It’s very rare for a sci-fi film to get Oscar nominations outside of the technical categories, so it’s truly exceptional that Arrival scored eight of them, including Best Picture, Best Director, Best Screenplay and Best Actress. It may have won just one Academy Award – Best Achievement in Sound Editing – but it’s still highly unusual.
In the movie, the world is shocked when 12 mysterious ovoid spaceships arrive at various points around the planet, hanging in the sky. One of them is over American soil, so the government decides it needs to know what’s going on. Inside the ship are two aliens – which look like a cross between trees and octopuses – but there’s no way to communicate with them.
They call in a team, including linguist Louise Banks (Amy Adams), to try to work out how to talk to the visitors to find out why they’re there. This proves complex, with Louise needing to figure out both how the creatures communicate and how their written language works. This is complicated by the fact that the other ships are in other countries, and while initially the nations work together, as fear grows over what the aliens’ intentions are, things begins to break down.

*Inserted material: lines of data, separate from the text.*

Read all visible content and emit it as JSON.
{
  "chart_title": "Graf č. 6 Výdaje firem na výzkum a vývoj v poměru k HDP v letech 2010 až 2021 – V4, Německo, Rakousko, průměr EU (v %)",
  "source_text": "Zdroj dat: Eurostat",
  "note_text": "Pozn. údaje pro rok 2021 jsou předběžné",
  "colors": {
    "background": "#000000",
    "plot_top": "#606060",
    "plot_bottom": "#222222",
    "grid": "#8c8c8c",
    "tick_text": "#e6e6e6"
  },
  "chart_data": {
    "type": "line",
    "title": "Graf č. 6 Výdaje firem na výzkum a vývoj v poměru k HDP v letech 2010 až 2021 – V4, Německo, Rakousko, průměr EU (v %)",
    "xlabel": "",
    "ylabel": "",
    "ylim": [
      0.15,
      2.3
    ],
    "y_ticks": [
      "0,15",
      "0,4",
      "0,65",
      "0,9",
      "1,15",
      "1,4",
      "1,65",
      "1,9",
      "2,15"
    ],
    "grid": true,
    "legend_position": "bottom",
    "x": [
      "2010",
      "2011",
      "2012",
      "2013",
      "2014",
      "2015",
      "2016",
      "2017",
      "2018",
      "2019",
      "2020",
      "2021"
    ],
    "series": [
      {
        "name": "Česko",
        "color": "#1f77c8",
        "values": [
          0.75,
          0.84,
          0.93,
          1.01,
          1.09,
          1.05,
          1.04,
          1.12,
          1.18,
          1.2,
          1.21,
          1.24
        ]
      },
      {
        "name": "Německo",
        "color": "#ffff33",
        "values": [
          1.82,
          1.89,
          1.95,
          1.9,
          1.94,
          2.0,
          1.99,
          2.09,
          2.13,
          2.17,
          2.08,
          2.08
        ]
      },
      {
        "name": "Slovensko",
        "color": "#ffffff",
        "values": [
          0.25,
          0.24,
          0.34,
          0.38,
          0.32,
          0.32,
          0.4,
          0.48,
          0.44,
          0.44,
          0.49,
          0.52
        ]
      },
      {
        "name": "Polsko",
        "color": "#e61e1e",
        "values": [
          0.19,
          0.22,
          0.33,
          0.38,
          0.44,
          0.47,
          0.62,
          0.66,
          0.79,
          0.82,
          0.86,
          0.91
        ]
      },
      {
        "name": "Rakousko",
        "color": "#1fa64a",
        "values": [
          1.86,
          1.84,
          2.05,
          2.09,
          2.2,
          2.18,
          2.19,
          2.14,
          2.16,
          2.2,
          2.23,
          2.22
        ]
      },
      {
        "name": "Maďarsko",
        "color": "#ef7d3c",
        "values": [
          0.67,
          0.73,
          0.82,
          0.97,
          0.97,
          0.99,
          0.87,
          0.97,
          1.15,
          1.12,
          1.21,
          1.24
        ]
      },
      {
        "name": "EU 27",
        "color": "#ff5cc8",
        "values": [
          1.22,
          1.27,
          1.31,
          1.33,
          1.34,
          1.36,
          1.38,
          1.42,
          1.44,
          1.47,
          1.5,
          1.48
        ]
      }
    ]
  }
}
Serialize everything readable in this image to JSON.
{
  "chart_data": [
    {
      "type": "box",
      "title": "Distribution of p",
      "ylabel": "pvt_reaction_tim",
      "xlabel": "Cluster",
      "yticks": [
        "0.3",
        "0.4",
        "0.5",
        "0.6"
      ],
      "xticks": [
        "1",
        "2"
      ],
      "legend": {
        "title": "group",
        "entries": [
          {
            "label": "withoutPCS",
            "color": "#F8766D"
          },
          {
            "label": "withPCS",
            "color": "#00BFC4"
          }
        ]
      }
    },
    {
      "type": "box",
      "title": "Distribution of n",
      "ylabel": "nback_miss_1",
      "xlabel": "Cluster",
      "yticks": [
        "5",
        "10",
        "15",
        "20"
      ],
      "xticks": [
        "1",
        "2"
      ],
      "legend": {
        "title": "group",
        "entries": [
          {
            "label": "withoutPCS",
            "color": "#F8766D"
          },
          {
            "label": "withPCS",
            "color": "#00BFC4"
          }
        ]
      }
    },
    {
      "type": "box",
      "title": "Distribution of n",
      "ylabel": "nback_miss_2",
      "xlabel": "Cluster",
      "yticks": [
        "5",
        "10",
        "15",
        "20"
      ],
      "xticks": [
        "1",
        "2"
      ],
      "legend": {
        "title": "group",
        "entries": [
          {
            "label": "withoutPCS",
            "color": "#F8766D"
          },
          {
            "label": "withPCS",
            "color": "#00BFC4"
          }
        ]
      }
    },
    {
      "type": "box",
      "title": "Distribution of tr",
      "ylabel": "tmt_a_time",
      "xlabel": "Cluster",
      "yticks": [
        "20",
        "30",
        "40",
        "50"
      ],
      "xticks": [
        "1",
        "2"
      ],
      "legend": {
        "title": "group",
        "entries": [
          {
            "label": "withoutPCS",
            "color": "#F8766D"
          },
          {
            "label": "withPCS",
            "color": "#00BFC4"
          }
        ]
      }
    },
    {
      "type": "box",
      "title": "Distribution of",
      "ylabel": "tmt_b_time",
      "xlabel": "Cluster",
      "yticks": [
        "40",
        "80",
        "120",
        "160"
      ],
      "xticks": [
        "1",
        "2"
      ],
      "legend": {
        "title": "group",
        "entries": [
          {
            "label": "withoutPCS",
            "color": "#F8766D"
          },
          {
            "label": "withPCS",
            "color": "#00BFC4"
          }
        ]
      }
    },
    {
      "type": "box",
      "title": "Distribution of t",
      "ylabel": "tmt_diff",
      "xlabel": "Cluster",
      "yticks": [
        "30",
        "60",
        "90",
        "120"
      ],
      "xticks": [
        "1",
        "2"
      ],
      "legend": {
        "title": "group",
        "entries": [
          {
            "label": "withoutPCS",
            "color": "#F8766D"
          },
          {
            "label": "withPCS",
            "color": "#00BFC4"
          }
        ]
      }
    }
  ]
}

As Louise gets closer to some answers, she also has to make some decisions about the death of her daughter.
Arrival is an intriguing and unusual major Hollywood movie, which is more interested in ideas and science than non-stop action. It certainly builds tension and excitement, but does it more through character and concepts than action and explosions. That’s not to say there aren’t some more traditional story elements – much of which involves Forest Whitaker and Michael Stuhlbarg being stock G-men who want answers and distrusts everything – but the central spine of the movie is the difficulty of communication, and how time and memory work.
The thing that really helps it stands out is the narrative turnaround it does towards the end, which makes you re-evaluate what you’ve just seen. Without it, it would be a good film, but probably not one that would have troubled the Oscar voters. With it, it becomes far more interesting and thought provoking, and perhaps most smartly, the way the ‘twist’ works, actually works thematically for what it’s talking about, so doesn’t come across a gimmicky or contrived. It does take a little mental gymnastics to work out exactly what it’s talking about, but it’s good.
It also looks great, with lots of time spent of the look of the aliens, the spaceships and the spaces the interactions take place in. The way it’s filmed helps add to the tension, to create something that slowly pulls you further and further in, as it presents more and more fascinating questions. It helps too that Amy Adams puts in a great performance in a role that it absolutely central to the movie’s success.
Those interested in the ideas and science, will be pleased to hear that the special features include some featurettes involving scientists and the filmmakers talking about the concepts and how they work. That includes things such as the need to create a particular form of language for the movie, and how the human mind is just our way of looking at the universe and how other forms of life could see things in vastly different ways.
Overall Verdict: An intriguing and thought-provoking movie, that breaks the mould of sci-fi by not needing an endless parade of action, or indeed the assumption that aliens will automatically want to kill us all.